Получается, так же как и мой. Это нас сблизило.
Медленно приблизился, зашёл со стороны окна и глянул на мою, заголённую спину.
– Ни хрена себе! Да здесь…
– Чё там?
– Сильно. Полосы, и кое-где кровянка.
Я и сам чувствовал, что там кровянка, но хотелось посмотреть.
Зеркало, старое и годами засиженное мухами, висело на стене, рядом с этажеркой. Как оно там было прикреплено к той стене, я не знаю, но, при попытке его снять, оно легко хрустнуло и раскололось надвое. Нижняя половинка выскользнула из моих рук и плашмя брякнулась на голый пол. Осколки разлетелись по всей комнате. Многие блестяшки шмыгнули под диван, из которого уже давно торчали противные, острые пружины.
– Всё. Теперь он меня точно убьёт. Убьёт….
Фофель уже был возле двери и что-то мямлил, отворачивая глаза. Ему, видите ли, срочно нужно домой. Сучёныш.

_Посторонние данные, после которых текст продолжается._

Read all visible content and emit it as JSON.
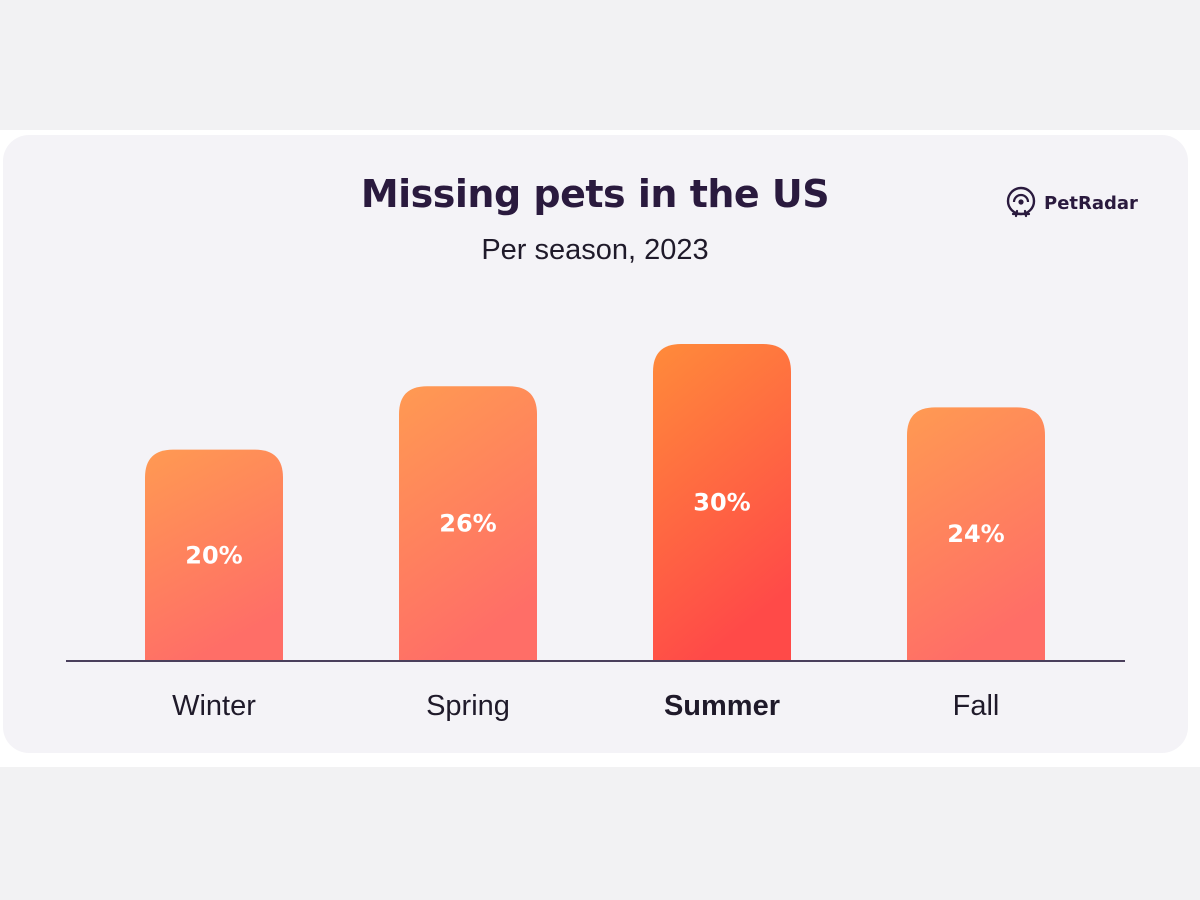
{
  "colors": {
    "background": "#f2f2f3",
    "card": "#f4f3f7",
    "bar_normal_top": "#ff9a52",
    "bar_normal_bottom": "#ff6e67",
    "bar_highlight_top": "#ff8b3a",
    "bar_highlight_bottom": "#ff4a48",
    "value_label": "#ffffff",
    "axis": "#4a3f5c",
    "title": "#2a1a3e"
  },
  "brand": {
    "name": "PetRadar",
    "icon": "radar-pet-logo-icon"
  },
  "chart_data": {
    "type": "bar",
    "title": "Missing pets in the US",
    "subtitle": "Per season, 2023",
    "xlabel": "",
    "ylabel": "",
    "categories": [
      "Winter",
      "Spring",
      "Summer",
      "Fall"
    ],
    "values": [
      20,
      26,
      30,
      24
    ],
    "value_labels": [
      "20%",
      "26%",
      "30%",
      "24%"
    ],
    "highlight_category": "Summer",
    "ylim": [
      0,
      30
    ],
    "grid": false,
    "legend": "none"
  }
}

Хотя, причём тут он. Злость на него лезла из меня только за то, что бить будут снова меня. Хоть бы один раз досталось ему, хоть бы разочек. Возможно, я бы даже пожалел его. Нет, это уж слишком!
Отчим, и, правда, только, что не убил, но охаживал с удовольствием, с нескрываемым наслаждением.

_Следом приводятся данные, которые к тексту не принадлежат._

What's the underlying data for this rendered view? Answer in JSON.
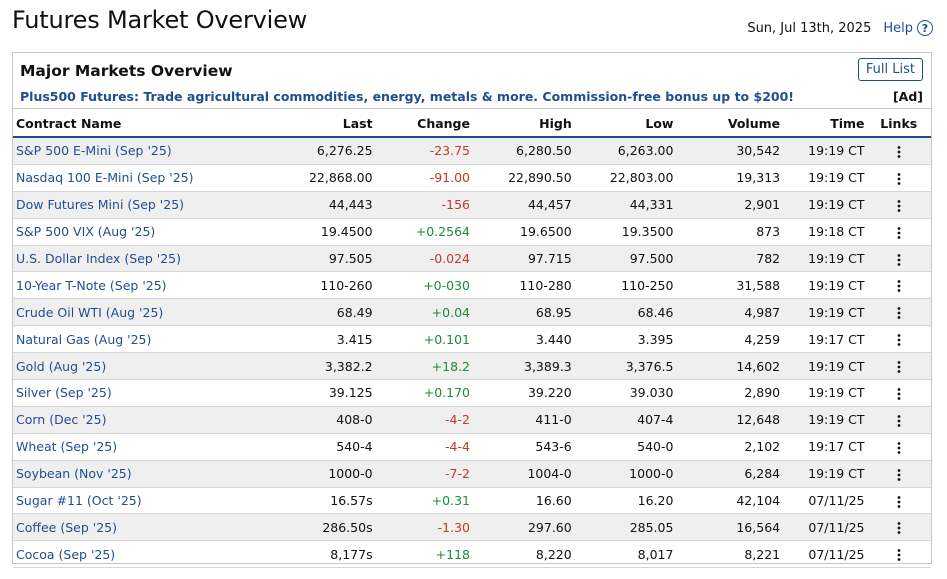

Мать, никогда не лезла, а тут не вынесла, – заступилась. За это сразу получила такого тумака, что кровь носом шла до самого вечера. Хлюпала.
Изладив всю работу, отчим аккуратно весил арапник на специально вбитый крюк. Ногой откатывал меня ближе к дверям, чтоб не вонял, так как к этому времени я успевал оправиться и по большому, и по маленькому. Садился к столу.
Ногти на его широченных пальцах были чёрные, с синеватым отливом. Он их никогда не стриг. Сами отламывались, или отгрызал зубами и плевался во все стороны. Так вот, закончив воспитательные мероприятия, садился к столу, брал остатки чёрствой булки хлеба и вдавливал свои ногти в эту булку, отламывал огромный кусок. Улыбался гадко, показывая железные зубы, ехидно улыбался.
– Хлеб, это тело… этого, как его. Вообщем, нельзя резать, понял?!
Я, как мог, кивал головой, хотя понять ещё ничего не мог. Просто от страха кивал. Торопливо кивал головой, в которой что-то гудело и слышался вой матери.
Отчим запихивал себе в пасть этот огромный кусок и начинал энергично перемалывать его широкими, лопатообразными зубами. Я неотрывно следил за ним, надеялся, что вот сейчас, вот, вот он поперхнётся, подавится этим куском и тут же брякнется на пол и издохнет. Подёргается малость, и издохнет. Я так хотел этого, так надеялся. Но он молотил и молотил кусок за куском, пока хлеб не кончался. Потом вставал, черпал ковшом воду из ведра и взахлёб пил. И снова не захлёбывался. Ни черта с ним не делалось. Ни черта! А так хотелось, уж так хотелось, чтобы он издох.
Первый раз мы с Фофелем решили бежать из дома, когда нам было по десять лет.
Отчим на четвереньках ползал по комнате, торкался головой в ножки стола. Что-то мычал, – совсем пьяный. Матушка, раскинувшись, похрапывала на диване.
Пока протрезвеют, пока хватятся. Надо бежать.
Мы даже не успели на поезд сесть. Было лето. Мы устроились в привокзальном парке, на широкой скамейке. Лежали, сидели. Мы мечтали. Не знаю как Фофель, но я даже не ощущал, что это мечты. Я воспринимал всё, о чём мы говорили, как неизбежность, которая обязательно сбудется. Да, да, я не сомневался, что мы сможем добраться до севера и там обязательно найдём своих отцов. А как же иначе. Зачем же тогда бежать из дома, если не быть уверенным, что найдёшь своего отца.
У меня в рюкзаке лежала недоломаная булка хлеба и металлическая кружка. У Фофеля ничего не было, только ложка алюминиевая в кармане. Что он собирался хлебать?